Dans ce contexte, quels moyens les entreprises pourraient utiliser pour faire face au choc céréalier et aux graves difficultés que certaines d’entre elles rencontrent quand elles n’arrivent pas à répercuter sur les distributeurs la hausse de leur prix de revient ? La question rejoint des préoccupations familières chez les professionnels de l’assurance, comme le démontre le groupe de courtage Aon.

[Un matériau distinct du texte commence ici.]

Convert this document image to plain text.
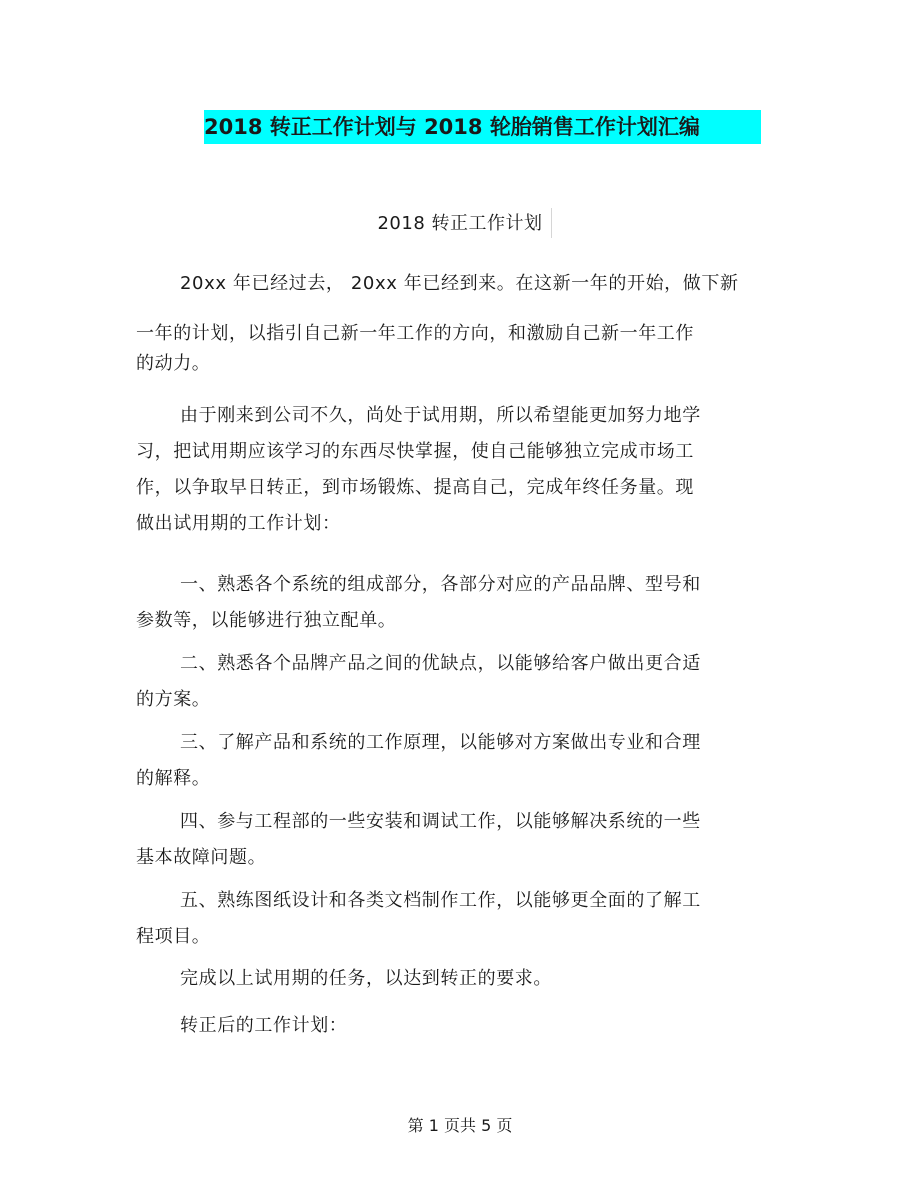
2018 转正工作计划与 2018 轮胎销售工作计划汇编
2018 转正工作计划

20xx 年已经过去， 20xx 年已经到来。在这新一年的开始，做下新
一年的计划，以指引自己新一年工作的方向，和激励自己新一年工作
的动力。

由于刚来到公司不久，尚处于试用期，所以希望能更加努力地学
习，把试用期应该学习的东西尽快掌握，使自己能够独立完成市场工
作，以争取早日转正，到市场锻炼、提高自己，完成年终任务量。现
做出试用期的工作计划：

一、熟悉各个系统的组成部分，各部分对应的产品品牌、型号和
参数等，以能够进行独立配单。

二、熟悉各个品牌产品之间的优缺点，以能够给客户做出更合适
的方案。

三、了解产品和系统的工作原理，以能够对方案做出专业和合理
的解释。

四、参与工程部的一些安装和调试工作，以能够解决系统的一些
基本故障问题。

五、熟练图纸设计和各类文档制作工作，以能够更全面的了解工
程项目。

完成以上试用期的任务，以达到转正的要求。

转正后的工作计划：

第 1 页共 5 页
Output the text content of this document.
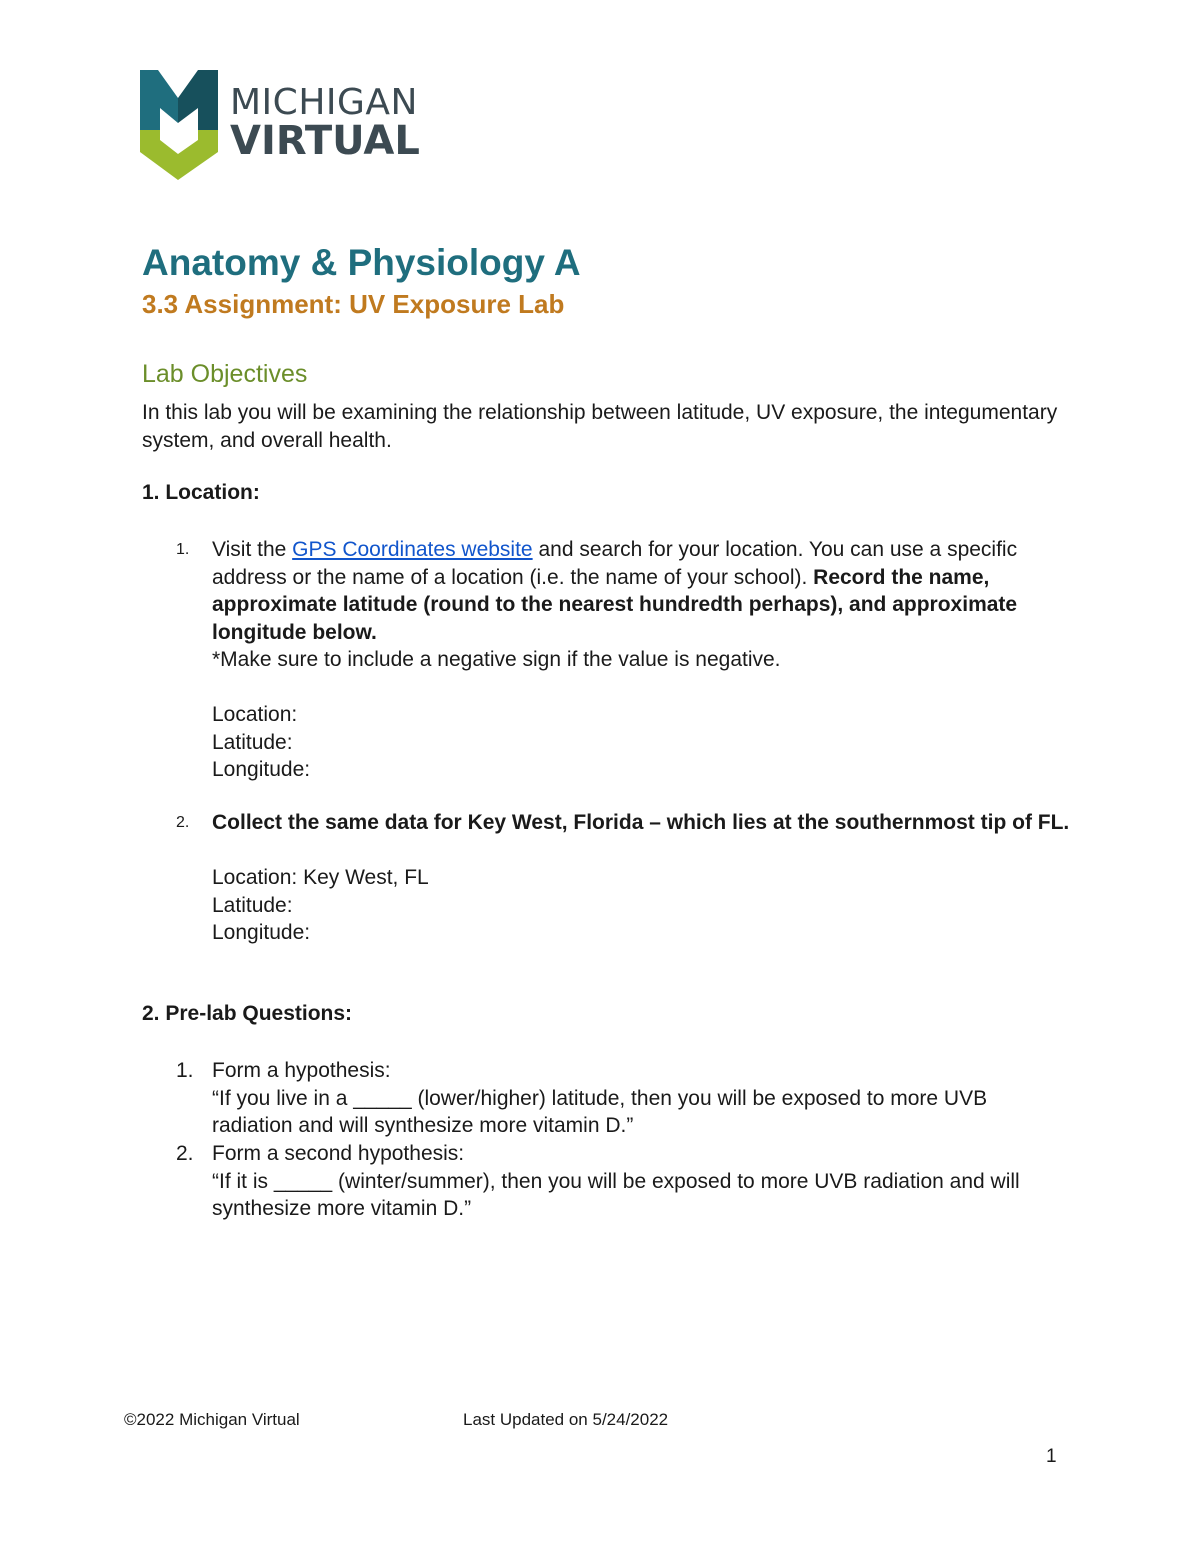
MICHIGAN
VIRTUAL
Anatomy & Physiology A
3.3 Assignment: UV Exposure Lab
Lab Objectives
In this lab you will be examining the relationship between latitude, UV exposure, the integumentary system, and overall health.
1. Location:
1.	Visit the GPS Coordinates website and search for your location. You can use a specific address or the name of a location (i.e. the name of your school). Record the name, approximate latitude (round to the nearest hundredth perhaps), and approximate longitude below.
*Make sure to include a negative sign if the value is negative.
Location:
Latitude:
Longitude:
2.	Collect the same data for Key West, Florida – which lies at the southernmost tip of FL.
Location: Key West, FL
Latitude:
Longitude:
2. Pre-lab Questions:
1. Form a hypothesis:
“If you live in a _____ (lower/higher) latitude, then you will be exposed to more UVB radiation and will synthesize more vitamin D.”
2. Form a second hypothesis:
“If it is _____ (winter/summer), then you will be exposed to more UVB radiation and will synthesize more vitamin D.”
©2022 Michigan Virtual	Last Updated on 5/24/2022
1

Selon Didier Marteau, enseignant à l’ESCP et directeur associé d’Aon Global Risk Consulting, l’industrie agroalimentaire est exposée sur des « sous-jacents » qui ne sont pas cotés sur les marchés organisés européens – c’est le cas de l’orge – ou qui sont peu « liquides » comme le maïs. Seul le contrat blé tendre d’Euronext Liffe présente une liquidité suffisante. En conséquence, très peu de banques acceptent de proposer des produits de couverture de gré à gré. Une partie de l’industrie agroalimentaire (brasserie, malterie, fabricants de foie gras,…) voit donc ses résultats affectés par la hausse des matières premières céréalières, sans possibilité directe de couverture.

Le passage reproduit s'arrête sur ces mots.